Sam Gillies

BIOGRAPHY

Sam Gillies is a composer and sound artist with an interest in the function of noise as both a musical and communicative code in music and art. His work treads the line between the musically beautiful and ugly, embracing live performance, multimedia and installation art forms to create alternating sound worlds of extreme fragility and overwhelming density. Sam’s music has been programmed at both national and international conferences and festivals, including the Test Tone Series at Superdeluxe, Tokyo and the International Computer Music Conference. Sam is currently studying a Masters in Composition at Goldsmiths, University of London.


Composer website: www.samgillies.com


FEATURED WORKS

Snowden (Eyes in the Sky), for Bass Clarinet and Electronics.

“The musical project Snowden is a conceptual framework, the germ of an idea that is at once a response to the monitoring of our online activities and an attempt to create something new and creative from the frameworks of these mechanisms of surveillance.

Most recently I’ve been been analysing raw data files to derive pitch and gestural material for acoustic instruments. In Snowden (Eyes In The Sky), web browser data and cache files were analysed to derive structural and gestural ideas that could be manipulated and notated graphically across the range of the bass clarinet, resulting in music given form by the recorded data of online behaviour.

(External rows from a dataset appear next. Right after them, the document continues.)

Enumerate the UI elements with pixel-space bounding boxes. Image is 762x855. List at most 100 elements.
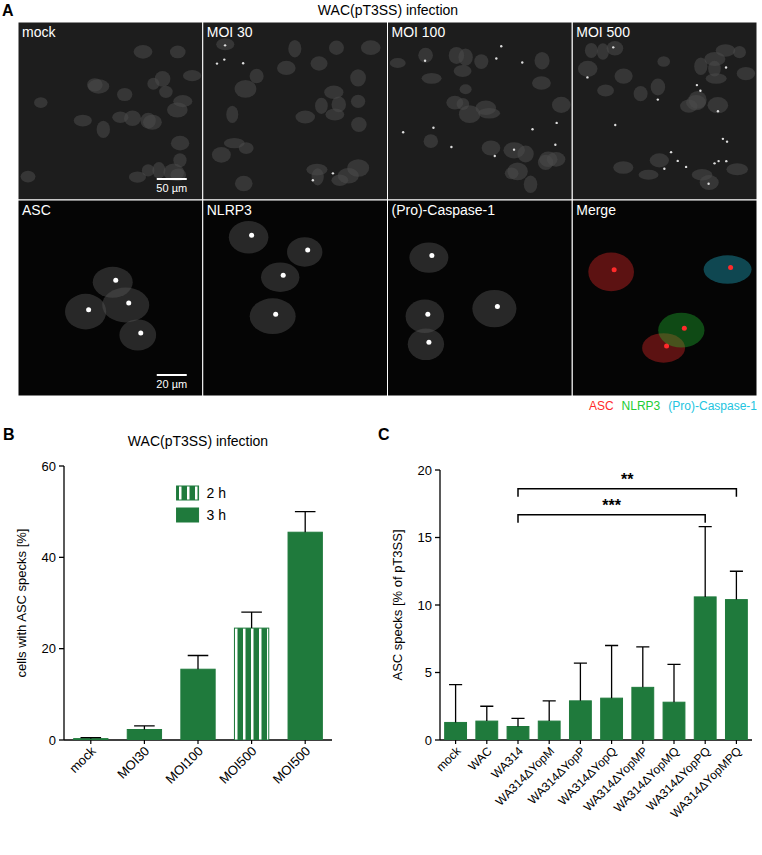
cell [472,290,516,327]
x-tick [673,740,674,744]
x-tick [549,740,550,744]
speck [677,160,679,162]
scale-bar [157,374,187,376]
image-tile: NLRP3 [203,200,388,396]
bar [476,721,498,740]
speck [216,62,218,64]
speck [728,265,733,270]
bar [288,532,322,740]
cell [338,168,359,183]
cell [634,86,648,101]
cell [708,97,729,113]
cell [34,97,48,108]
y-tick [435,672,440,673]
tile-background [203,200,388,396]
cell [117,88,132,101]
cell [532,76,551,89]
cell [446,96,463,110]
speck [657,98,659,100]
cell [134,45,153,59]
cell [597,85,614,97]
x-tick [705,740,706,744]
cell [524,176,538,193]
x-tick [90,740,91,744]
chart: CASC specks [% of pT3SS]05101520mockWACW… [378,426,752,821]
speck [86,307,91,312]
speck [494,155,496,157]
panel-letter: A [2,2,14,19]
cell [650,153,669,167]
marks [74,512,323,740]
tile-label: mock [22,24,56,40]
tile-background [203,22,388,200]
cell [614,69,632,84]
cell [737,67,755,80]
cell [152,162,165,179]
cell [250,298,296,334]
x-tick [197,740,198,744]
x-tick [517,740,518,744]
error-bar [605,646,618,699]
cell [329,41,344,55]
x-tick [305,740,306,744]
cell [578,61,598,77]
speck [429,253,434,258]
cell [261,262,299,292]
cell [226,106,238,123]
cell [306,164,327,176]
error-bar [511,718,524,726]
x-tick-label: WA314ΔYopMPQ [668,744,745,821]
bar [694,597,716,740]
panel-title: WAC(pT3SS) infection [318,2,458,18]
speck [113,278,118,283]
cell [143,115,162,130]
cell [287,237,322,266]
cell [288,40,301,57]
x-tick [251,740,252,744]
speck [612,46,614,48]
speck [713,162,715,164]
scale-bar [157,178,187,180]
speck [426,340,431,345]
legend-label: 3 h [207,507,226,523]
tile-label: MOI 100 [392,24,446,40]
image-tile: mock50 µm [18,22,203,200]
bar [507,727,529,741]
speck [495,304,500,309]
speck [126,301,131,306]
speck [612,267,617,272]
significance-bracket [518,515,705,523]
speck [682,326,687,331]
speck [424,60,426,62]
cell [408,328,444,360]
cell [216,38,234,50]
cell [505,167,519,179]
cell [315,98,328,114]
error-bar [81,737,102,739]
speck [699,90,701,92]
speck [138,330,143,335]
channel-legend: ASC [589,399,614,413]
bar [601,698,623,740]
error-bar [636,647,649,688]
cell [449,47,464,64]
tile-label: NLRP3 [207,202,252,218]
cell [597,43,609,60]
x-tick-label: mock [433,743,464,774]
significance-bracket [518,489,736,497]
bar [181,669,215,740]
y-tick [435,604,440,605]
y-tick [59,648,64,649]
y-tick-label: 20 [418,463,432,478]
cell [390,58,406,68]
x-tick [486,740,487,744]
marks [445,527,748,740]
speck [707,183,709,185]
speck [249,233,254,238]
tile-label: Merge [576,202,616,218]
bar [445,722,467,740]
x-tick [580,740,581,744]
cell [651,79,666,96]
speck [495,57,497,59]
bar [569,701,591,740]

In turn, the computer monitors the performer and extracts information about the component parts of their performance. This metadata – pitch, volume, noise, and brightness – governs the electronic output, creating music built from the relationships of these changes in musical phrasing and timbre, creating an electronic manifestation of surveillance to accompany the acoustic performer.”

Featured in Playlist 7: Eclectic Waves, 31/7/2015


The Days When Crows Would Watch Us Play II is an audiovisual work.

The Days When Crows Would Watch Us Play II was my first early experiment with combining traditional and graphic notation in a single score. Here different blocks of conceptually related material are combined together to play with the assumptions we make when we read a piece of music. The result is a piece that feels structured and yet retains the character of the individual performers in the ensemble. The score itself was most recently exhibited at the ‘A Backwards Glance’ exhibition at the State Library Perth, as part of the 2015 Totally Huge New Music Festival.

Featured in the playlist:  Immersive Waves (1/02/2016)


The Aura Implicit, Bass Flute, Bass Clarinet, Violin, Cello, Electronics.

Lately, I’ve been thinking about scenes, details, descriptions, actions and ideas that do not have words to describe them. To my knowledge, there is not a word that labels this phenomenon; otherwise I probably would have used that as this works title. I suppose that the widely reported idea that Eskimo’s have an unusually large number of words for snow is a reflection of language attempting to classify the unclassifiable, while simultaneously failing to translate to the English vernacular. (It is a wonderfully poetic idea that the Eskimos familiarity and understanding of snow is so detailed that their language attempts to conquer the infinite variations of snowfall. It is somewhat heartbreaking to learn that this is a fallacy, and that the Eskimo language has about the same number of distinct root word descriptors of snow as English). Inevitably if a word does not exist many other words must be strung together logically to convey the happening in question, filtering the individual’s years of experience and understanding towards the point in question. There is however, a limit to how precise an occurrence can be understood by two individuals. The phrase ‘the aura implicit’ is a reflection of this intangibility of description. Sound relationships given form and structure through music and notation pass through several mediums for communication – the score, the players, the audience… These thoughts have been flying around during the creation of this work, attempting to escape in some form or another. There is no straight line in composition for the work I create at the moment; for the last few years I’ve been approaching composition from a more sculptural perspective – taking raw materials and shaping them with the processes of composition, leaving a finished work that can be taken on face value or approached from multiple perspectives to be given due consideration. However, the aura implicit is present in every artistic work, a divisive element of communication that, depending on the strength, determines the extent to which we see, experience and comprehend the idea that has no single communicable word of its own: a blind spot in our communicative codes.

Commissioned and premiered by Decibel New Music – Cat Hope (bass flute), Lindsay Vickery (bass clarinet), Aaron Wyatt (violin), Tristen Parr (cello), and Stuart James (electronics)

Featured in Space Waves – June 2017, curated by Marlene Radice.